Optimization, step by step
I ran your program and it took 38.5 seconds to run on my computer. After playing around with it for a bit, I was able to speed it up by 100x. I went through three different iterations to get to that point.
1) Use bit manipulation instead of division
The first thing I noticed was that your letter_sum() function was doing a loop across the bits, but it was using a division function to do so. If you switched to using bitwise operators, it would speed up the program by a lot. The remainder when dividing n by 2 is simply n & 1. The quotient after dividing n by 2 is n >> 1. In this rewrite, I have switched to using uint32_t to ensure that the shifting is an unsigned shift.
static uint32_t letter_sum(uint32_t n)
{
uint32_t sum = 0;
while (n != 0) {
sum += (n & 1) ? 3 : 4;
n >>= 1;
}
return sum;
}
Switching to this function made the program run in 4.4 seconds, or 8.75 times faster than the original.
2) Use more advanced bit tricks
The function can be improved even more by using more advanced bit counting techniques. Essentially, you are adding 4 for each 0 bit and 3 for each 1 bit, up to the leading 1 bit in the number. You can count these bits without using a loop by using two types of bit counting:
- CLZ or Count Leading Zeros, gives you a count of how many zeros appear before the leading 1 bit.
- POPCOUNT or Population Count, gives you a count of how many 1 bits are in the number.

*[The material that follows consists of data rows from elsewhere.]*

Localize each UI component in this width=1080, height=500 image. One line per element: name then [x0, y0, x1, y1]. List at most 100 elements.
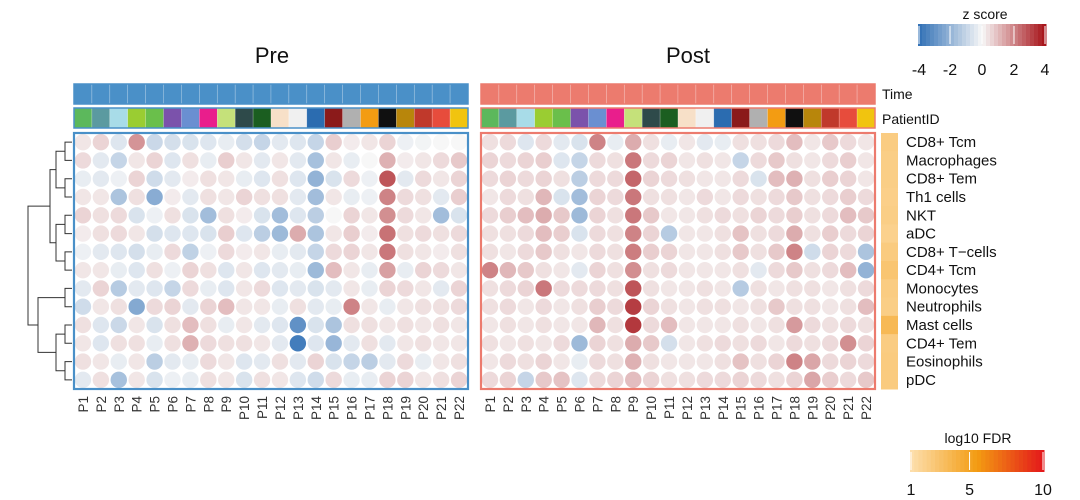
time-cell-post — [588, 83, 607, 105]
heatmap-dot-pre — [271, 152, 289, 169]
heatmap-dot-post — [589, 335, 606, 352]
heatmap-dot-pre — [218, 133, 235, 151]
heatmap-dot-pre — [289, 335, 307, 352]
heatmap-dot-post — [481, 207, 499, 224]
heatmap-dot-pre — [253, 316, 271, 334]
heatmap-dot-post — [571, 207, 588, 224]
heatmap-dot-pre — [415, 225, 432, 242]
heatmap-dot-pre — [343, 261, 360, 279]
patient-cell-pre — [216, 107, 236, 129]
heatmap-dot-post — [804, 207, 821, 224]
fdr-legend-bar — [930, 450, 936, 472]
heatmap-dot-pre — [271, 335, 289, 352]
zscore-legend-bar — [1042, 24, 1047, 46]
heatmap-dot-pre — [379, 353, 396, 370]
heatmap-dot-pre — [307, 207, 324, 224]
heatmap-dot-post — [607, 335, 624, 352]
heatmap-dot-post — [822, 133, 839, 151]
time-cell-post — [767, 83, 786, 105]
heatmap-dot-pre — [146, 170, 163, 187]
column-label-post: P8 — [608, 396, 623, 413]
heatmap-dot-pre — [432, 133, 450, 151]
heatmap-dot-pre — [432, 152, 450, 169]
heatmap-dot-post — [678, 243, 696, 261]
heatmap-dot-pre — [218, 188, 235, 206]
heatmap-dot-post — [499, 298, 517, 315]
heatmap-dot-pre — [218, 353, 235, 370]
zscore-legend-bar — [1026, 24, 1031, 46]
heatmap-dot-post — [642, 280, 660, 297]
heatmap-dot-post — [732, 335, 749, 352]
heatmap-dot-post — [535, 261, 552, 279]
heatmap-dot-post — [839, 188, 857, 206]
heatmap-dot-pre — [146, 280, 163, 297]
column-label-pre: P22 — [452, 396, 467, 420]
time-cell-pre — [270, 83, 290, 105]
heatmap-dot-post — [607, 261, 624, 279]
heatmap-dot-pre — [182, 280, 199, 297]
heatmap-dot-post — [589, 371, 606, 389]
heatmap-dot-pre — [432, 298, 450, 315]
heatmap-dot-post — [857, 316, 875, 334]
heatmap-dot-pre — [182, 261, 199, 279]
heatmap-dot-post — [732, 243, 749, 261]
patient-cell-post — [606, 107, 625, 129]
fdr-legend-bar — [960, 450, 965, 472]
heatmap-dot-pre — [182, 152, 199, 169]
heatmap-dot-pre — [289, 225, 307, 242]
heatmap-dot-pre — [92, 353, 110, 370]
heatmap-dot-post — [678, 207, 696, 224]
time-cell-pre — [234, 83, 254, 105]
heatmap-dot-post — [553, 371, 570, 389]
fdr-legend-tick: 5 — [965, 482, 974, 499]
heatmap-dot-post — [839, 316, 857, 334]
time-cell-post — [785, 83, 804, 105]
heatmap-dot-post — [481, 353, 499, 370]
dendrogram-branch — [64, 251, 72, 271]
fdr-cell — [881, 242, 898, 262]
heatmap-dot-pre — [74, 207, 92, 224]
column-label-pre: P6 — [166, 396, 181, 413]
heatmap-dot-post — [857, 261, 875, 279]
heatmap-dot-pre — [307, 371, 324, 389]
column-label-pre: P12 — [273, 396, 288, 420]
fdr-legend-bar — [956, 450, 961, 472]
heatmap-dot-post — [660, 316, 678, 334]
row-label: Neutrophils — [906, 299, 982, 316]
fdr-legend-bar — [943, 450, 949, 472]
heatmap-dot-post — [660, 298, 678, 315]
heatmap-dot-post — [517, 353, 534, 370]
heatmap-dot-post — [804, 316, 821, 334]
fdr-legend-bar — [1002, 450, 1007, 472]
heatmap-dot-pre — [325, 133, 342, 151]
heatmap-dot-pre — [397, 261, 414, 279]
heatmap-dot-pre — [74, 225, 92, 242]
heatmap-dot-post — [535, 188, 552, 206]
heatmap-dot-pre — [200, 280, 217, 297]
heatmap-dot-post — [696, 170, 714, 187]
heatmap-dot-post — [517, 207, 534, 224]
patient-cell-pre — [306, 107, 326, 129]
panel-title-post: Post — [666, 43, 710, 68]
time-cell-post — [749, 83, 768, 105]
fdr-cell — [881, 187, 898, 207]
heatmap-dot-post — [481, 335, 499, 352]
heatmap-dot-pre — [92, 335, 110, 352]
zscore-legend-bar — [986, 24, 991, 46]
time-track-post — [480, 83, 876, 105]
heatmap-dot-pre — [271, 316, 289, 334]
fdr-legend-bar — [1018, 450, 1024, 472]
zscore-legend-tick: 4 — [1041, 62, 1050, 79]
zscore-legend-bar — [942, 24, 947, 46]
heatmap-dot-pre — [450, 280, 468, 297]
patient-cell-pre — [378, 107, 397, 129]
heatmap-dot-post — [499, 261, 517, 279]
heatmap-dot-pre — [182, 170, 199, 187]
patient-cell-post — [552, 107, 571, 129]
heatmap-dot-post — [571, 170, 588, 187]
heatmap-dot-pre — [235, 261, 253, 279]
fdr-legend-bar — [951, 450, 957, 472]
heatmap-dot-post — [571, 188, 588, 206]
heatmap-dot-pre — [415, 371, 432, 389]
time-cell-post — [677, 83, 697, 105]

Both CLZ and POPCOUNT can often be done in single machine instructions, so they are much more efficient than looping through each bit.
If you have the above two counts, then the letter sum of a 32-bit number will be:
128 - CLZ(n)*4 - POPCOUNT(n)
The reasoning for this equation is that you start with the maximum letter sum, which is 32 zeros = 128 letters. From that, you subtract 4 for each leading zero, because leading zeros do not count towards the letter sum. After that, you subtract 1 for each 1 bit, because "one" has one less letter than "zero". So the function now looks like this (assuming a gcc compiler):
static inline uint32_t letter_sum(uint32_t n)
{
return 128 - __builtin_clz(n)*4 - __builtin_popcount(n);
}
I added the inline keyword since this function is so simple it should be inlined. After switching to this function, the program now ran in 2.4 seconds, or 16 times faster than the original.
3) Use memoization limited to a small range
The third step is to add memoization to the program. But first, we should realize that the result of letter_sum() can only be in the range 3..127. The lowest letter sum is for 1, with sum 3. The highest letter sum is for 100000...0000, with sum 127. So you can use a boolean array of size 128 to remember whether the sum ends in 18 or 13.
Here is the final rewrite using memoization. I kept your main() function pretty much the same, although I wasn't sure why you were printing 100000000 < INT_MAX.
#include <stdlib.h>
#include <assert.h>
#include <stdio.h>
#include <limits.h>
#include <stdint.h>
#include <stdbool.h>
// Maximum index will be 127 because a 32-bit number with 1 "one" and 31
// "zero" has 127 letters.
#define CACHE_MAX 128
// cache[i] is true if letter_sum(i) eventually leads to 18.
static bool cache[CACHE_MAX];
// Maximum is 32 "zero" = 128
// Remove 4 letters for each leading zero, since leading zeros don't count
// Remove 1 letters for each "one", because "one" has 1 less letter than "zero"
static inline uint32_t letter_sum(uint32_t n)
{
return 128 - __builtin_clz(n)*4 - __builtin_popcount(n);
}
static void fillCache(void)
{
for (uint32_t i=1; i<CACHE_MAX; i++) {
uint32_t n = i;
while (n != 13 && n != 18) {
n = letter_sum(n);
}
if (n == 18)
cache[i] = true;
}
}
static inline bool ends_in_18(uint32_t n)
{
return cache[letter_sum(n)];
}
int main(void)
{
assert(letter_sum(18) == 18);
fillCache();
uint32_t eighteen_count = 0;
for (uint32_t i = 1; i < 100000000; i++) {
if (ends_in_18(i)) {
eighteen_count++;
}
else { printf("%d ", i); }
}
printf("%d %d\n", 100000000 < INT_MAX, eighteen_count);
}
This version ran in 0.39 seconds, or 100x faster than the original.